Participant Reflections on Day 2 of the Andrés Galeano Workshop

Day 2

I’m writing this on day 3, I needed time to think about yesterday. Day 2 was a movement class, 7 hours spent moving, warming up, contact dance/movement, learning to use your body as a tool. I’m sore. The workshop is more difficult than I expected, some of the people in the class are extremely experienced, some aren’t, it shakes my ego a little bit, being one of the amateurs. Everyone is pumping out incredible concepts, quickly, and that is where my faults are. As a burlesque dancer, I usually have at least a months notice to get an idea set, the only improv I know is what to do if your bra won’t come undone, if your pasties fall off, or if you trip in heels.

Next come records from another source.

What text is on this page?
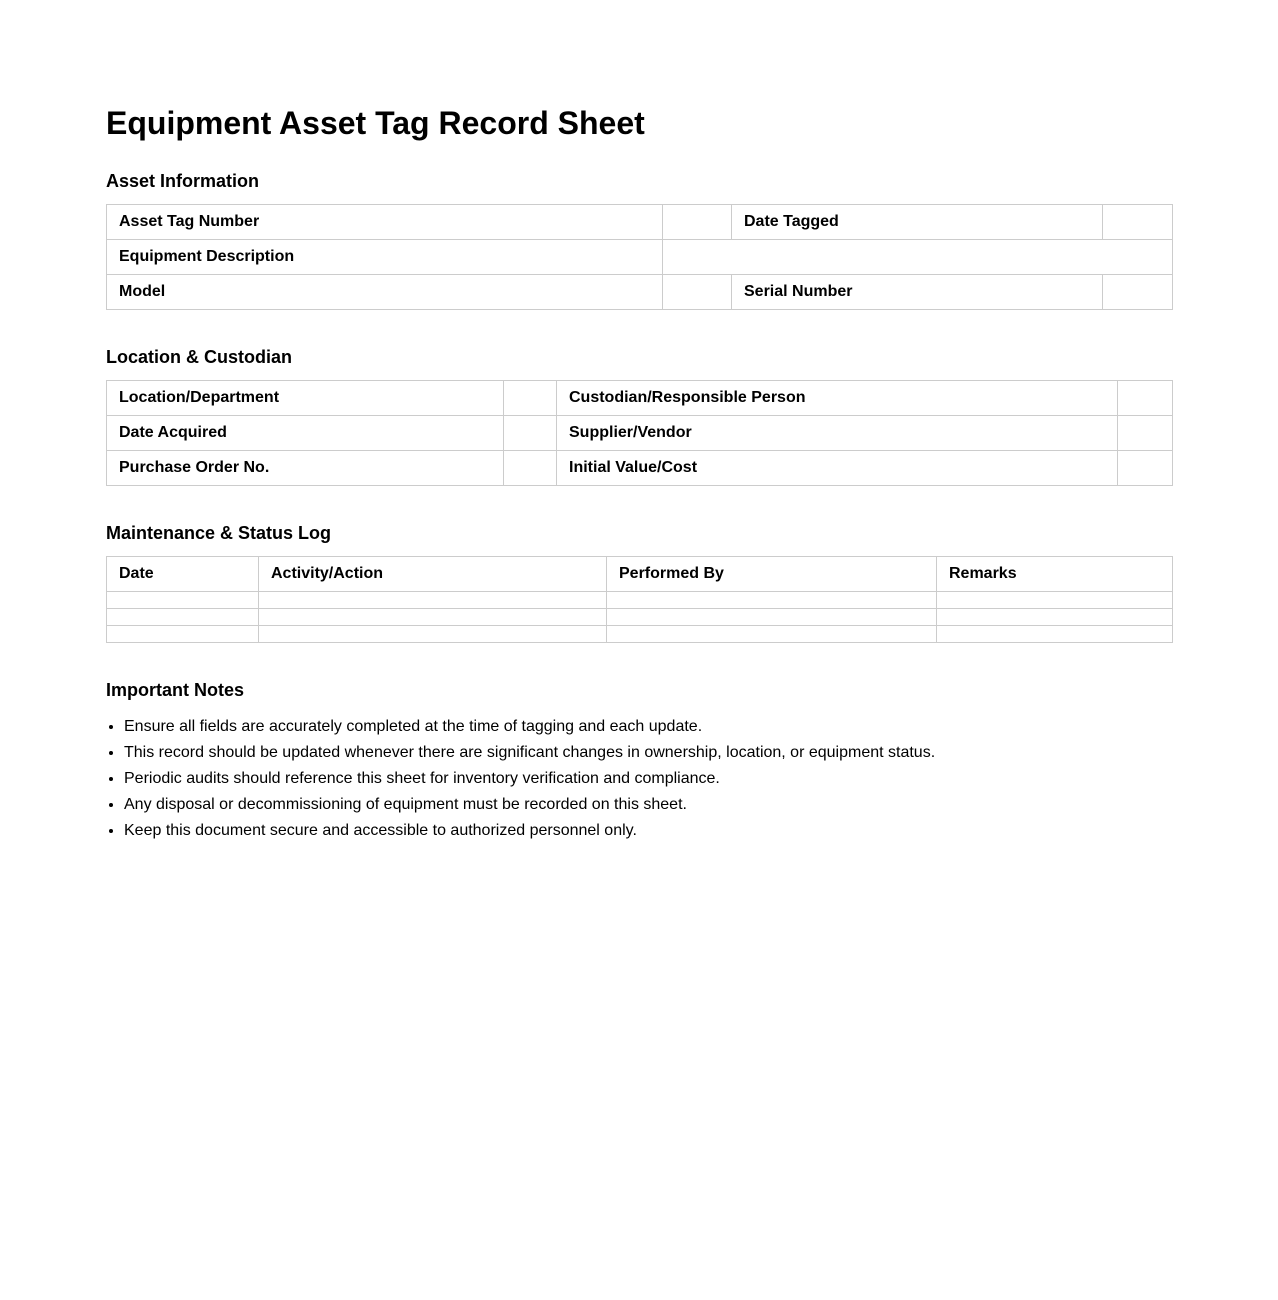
Equipment Asset Tag Record Sheet
Asset Information
Asset Tag Number		Date Tagged	
Equipment Description			
Model		Serial Number	
Location & Custodian
Location/Department		Custodian/Responsible Person	
Date Acquired		Supplier/Vendor	
Purchase Order No.		Initial Value/Cost	
Maintenance & Status Log
Date	Activity/Action	Performed By	Remarks

Important Notes
• Ensure all fields are accurately completed at the time of tagging and each update.
• This record should be updated whenever there are significant changes in ownership, location, or equipment status.
• Periodic audits should reference this sheet for inventory verification and compliance.
• Any disposal or decommissioning of equipment must be recorded on this sheet.
• Keep this document secure and accessible to authorized personnel only.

No one has ever put a chair in front of me and told me to give it an action. Every rule of performance I know, is wrong in the world of performative art. The entire purpose of performance art is to be uncomfortable… with intention. To have a clear action with a start and finish. A place for the audience to enter and exit. But at the same time, your concept doesn’t need to be clear. If you’re going to push a chair around with your head, with the intention of flipping it back right side up, then thats all you do. You don’t use your hands or your mouth. You use your head. What that means, or what your purpose was, is up to the viewer, but at least they know, you meant to flip a chair with your head. This workshop is doing everything it should do, I was very upset when I left, almost in tears. I felt like a terrible artist. It took a night to realize that I’m not, in stepping out of my comfort zone, questioning everything I know to be true about performance, and exploring, I’m not really meant to be great yet. As long as I’m moving, trying things, failing at things, I’m learning. No harm in that. I think the thing I really took away from day 2, is that if you feel the movements you are making, then other people will feel them too. It isn’t necessarily the movement itself, but the intention you do it with. At the end of the day we paired up and did a short performance. Sally and I dragged each other across the floor, it felt strong, I regret not doing it longer, but I have a bruise from my armpit to my elbow that tells me maybe what we did was just fine. All I can say is that you should be excited for Friday.